И тут, по версии Утесова, произошло короткое замыкание, которое стало вехой в истории театра. Два режиссера придумали грандиозный спектакль, который должен был выстрелить, как пушка с крейсера «Аврора».
Писать сценарий Леонид Осипович позвал Николая Эрдмана и Владимира Масса. Главным героем нового представления был персонаж по имени Костя Потехин — продавец из магазина, одновременно умный и глупый, как королевский шут, под видом шутки изрекающий совсем не глупые мысли. Как всегда, Утесов придумал себе еще и вторую роль: роль крестьянина-единоличника, появляющегося на сцене с лошадью. Всякая индивидуальная собственность была позором. Боже мой, какие же это дало плоды! Иметь лошадь на селе считалось тогда верхом неприличия, все равно как быть проституткой.
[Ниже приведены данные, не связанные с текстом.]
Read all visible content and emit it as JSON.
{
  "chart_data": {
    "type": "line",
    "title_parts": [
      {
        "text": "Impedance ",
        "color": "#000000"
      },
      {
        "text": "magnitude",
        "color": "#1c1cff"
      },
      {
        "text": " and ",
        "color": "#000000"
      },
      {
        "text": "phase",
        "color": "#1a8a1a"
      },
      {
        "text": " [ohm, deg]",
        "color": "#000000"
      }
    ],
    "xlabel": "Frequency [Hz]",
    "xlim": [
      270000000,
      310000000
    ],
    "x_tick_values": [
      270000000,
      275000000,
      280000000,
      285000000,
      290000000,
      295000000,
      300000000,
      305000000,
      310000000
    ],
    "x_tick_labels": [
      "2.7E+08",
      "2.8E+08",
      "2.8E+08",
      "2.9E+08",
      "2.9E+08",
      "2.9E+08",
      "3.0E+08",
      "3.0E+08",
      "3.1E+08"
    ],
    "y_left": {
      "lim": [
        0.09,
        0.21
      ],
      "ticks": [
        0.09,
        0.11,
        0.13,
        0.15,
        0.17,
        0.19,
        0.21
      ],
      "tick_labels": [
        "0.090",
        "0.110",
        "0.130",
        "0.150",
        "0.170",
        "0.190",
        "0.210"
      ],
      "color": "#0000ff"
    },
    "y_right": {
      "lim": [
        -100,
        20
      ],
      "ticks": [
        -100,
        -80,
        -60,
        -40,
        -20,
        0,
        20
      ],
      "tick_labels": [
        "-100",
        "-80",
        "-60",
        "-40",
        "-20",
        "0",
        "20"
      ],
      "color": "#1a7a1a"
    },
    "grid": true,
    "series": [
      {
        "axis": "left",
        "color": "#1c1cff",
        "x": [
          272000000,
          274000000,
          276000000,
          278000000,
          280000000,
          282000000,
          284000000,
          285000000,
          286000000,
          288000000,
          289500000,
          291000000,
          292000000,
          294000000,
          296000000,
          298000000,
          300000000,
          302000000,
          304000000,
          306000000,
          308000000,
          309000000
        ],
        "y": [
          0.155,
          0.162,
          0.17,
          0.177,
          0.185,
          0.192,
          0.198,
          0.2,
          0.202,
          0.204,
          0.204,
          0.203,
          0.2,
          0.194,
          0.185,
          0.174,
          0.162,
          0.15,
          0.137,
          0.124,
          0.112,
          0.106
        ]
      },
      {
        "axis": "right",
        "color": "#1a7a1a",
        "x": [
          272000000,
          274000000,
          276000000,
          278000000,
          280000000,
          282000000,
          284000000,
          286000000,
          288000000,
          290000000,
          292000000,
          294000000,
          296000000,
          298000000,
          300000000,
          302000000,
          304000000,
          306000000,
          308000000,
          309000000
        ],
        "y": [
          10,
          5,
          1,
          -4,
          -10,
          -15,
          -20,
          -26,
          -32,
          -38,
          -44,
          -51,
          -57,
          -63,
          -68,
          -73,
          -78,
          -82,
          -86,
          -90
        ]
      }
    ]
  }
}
И лошадный крестьянин конечно же выглядел простофилей. Он ездил в Торгсин сдавать навоз, потому что сельский агроном сказал ему, что навоз — это золото.
Говорят, что именно Каменев и Троцкий придумали этот ужасный ход — опорочить работающего человека-владельца.
Утесов изображал лошадь двумя танцорами, полушутовской-полуэротический гибрид двух парней, которые, покрытые попоной, с торчащей палкой вместо шеи, выделывали различные смешные коленца, отплясывали чечетку, которую тогда танцевали, как пролетарский танец. Говорили, что чечетку танцевал Калинин. Потом Утесов придумал для себя роль американского дирижера, интерпретирующего русскую классическую музыку на американский джазовый лад. Дирижер был такой же единоличник. Что не сделаешь ради любви к джазу! Чтобы играть для пролетарских ушей, приходилось его порочить. Только в таком виде можно было услышать эту божественную музыку. Четвертую маску придумал Утесов про самого себя. Как бы он, но в кривом зеркале. Говорят, что обаятельная Рина Зеленая, посмотрев этот спектакль, сказала: «Боже мой, если бы я видела этого человека в жизни, я бы его убила. Как можно жить с такими лицами. Я не удивлюсь, если узнаю, что у него много любовниц». По сюжету герой Утесова заходит в магазин, где ему предлагают купить пластинку с блатными песенками в исполнении Утесова.
— Что вы, — кривился Леонид Осипович. — Я хорошо знаю этого певца. Он никогда не пел блатных песен.
— Нет, это вы «что», — отвечают ему. — Вот послушайте, — и ставят пластинку, которая заканчивается словами Утесова: «Я кончаюсь — переверни меня».
Впоследствии официально, с трибуны различных съездов или в печати, Дунаевскому приходилось ругать эти блатные песенки, изданные отдельной пластинкой. Но дома, в кругу друзей, он их хвалил как очаровательную шутку таланта. По молодости каждый бард из Одессы мечтает записать пластинку с бандитскими песенками — в них слишком много очарования, которое сделало одесского бандита Беню Крика не просто заурядным одесским бандитом, а настоящим художником, родоначальником бандитской эстетики.
Актер Николай Самошников неподражаемо изображал самоубийцу-музыканта, которого спасали, доставая из воды. Утесов спрашивал: почему он это сделал? Тот рассказывал, что его никуда не берут на работу, а он хочет играть на кларнете.
— Как я вас понимаю, — сочувствовал ему Утесов, — сам живу в контрабасе, и то тесно.
Потом Утесов просил его сыграть что-нибудь, может быть, он возьмет его на работу. Но после первых же душераздирающих звуков, которые издавал кларнет, музыканта молча брали за руки и за ноги, деловито несли к мосту и бросали обратно в воду. Возвращались и со слезами на глазах говорили:
— Федор Семенович, что же мы наделали! Мы живого человека утопили.
— Ну и что? — невозмутимо спрашивал директор.
— А вдруг он выплывет?
Переезд Исаака Дунаевского и события в Кремле развивались параллельно. Вопрос «с музами» объяснялся очень просто: это была последняя сфера влияния бывших партийных лидеров. По существу, стоял вопрос об окончательном и бесповоротном их уничтожении и сосредоточении всей громадной власти в руках Сталина. Бывший семинарист, понимавший толк в душе, правильно расценил: пока ниточки от «властителей дум» находились в руках Бухарина, Каменева, Зиновьева и иже с ними — у них оставался шанс на возвращение к власти. А соответственно его, Сталина, власть над душами и думами людей была не полной. «Для писателей, режиссеров и прочей нечисти» это означало начало конца, по образному выражению Ахматовой, «вегетарианской эпохи». Предстояла эпоха чисток, в которой побеждали любители свежего человеческого мяса, поставляемого лагерями. Все было уже расписано.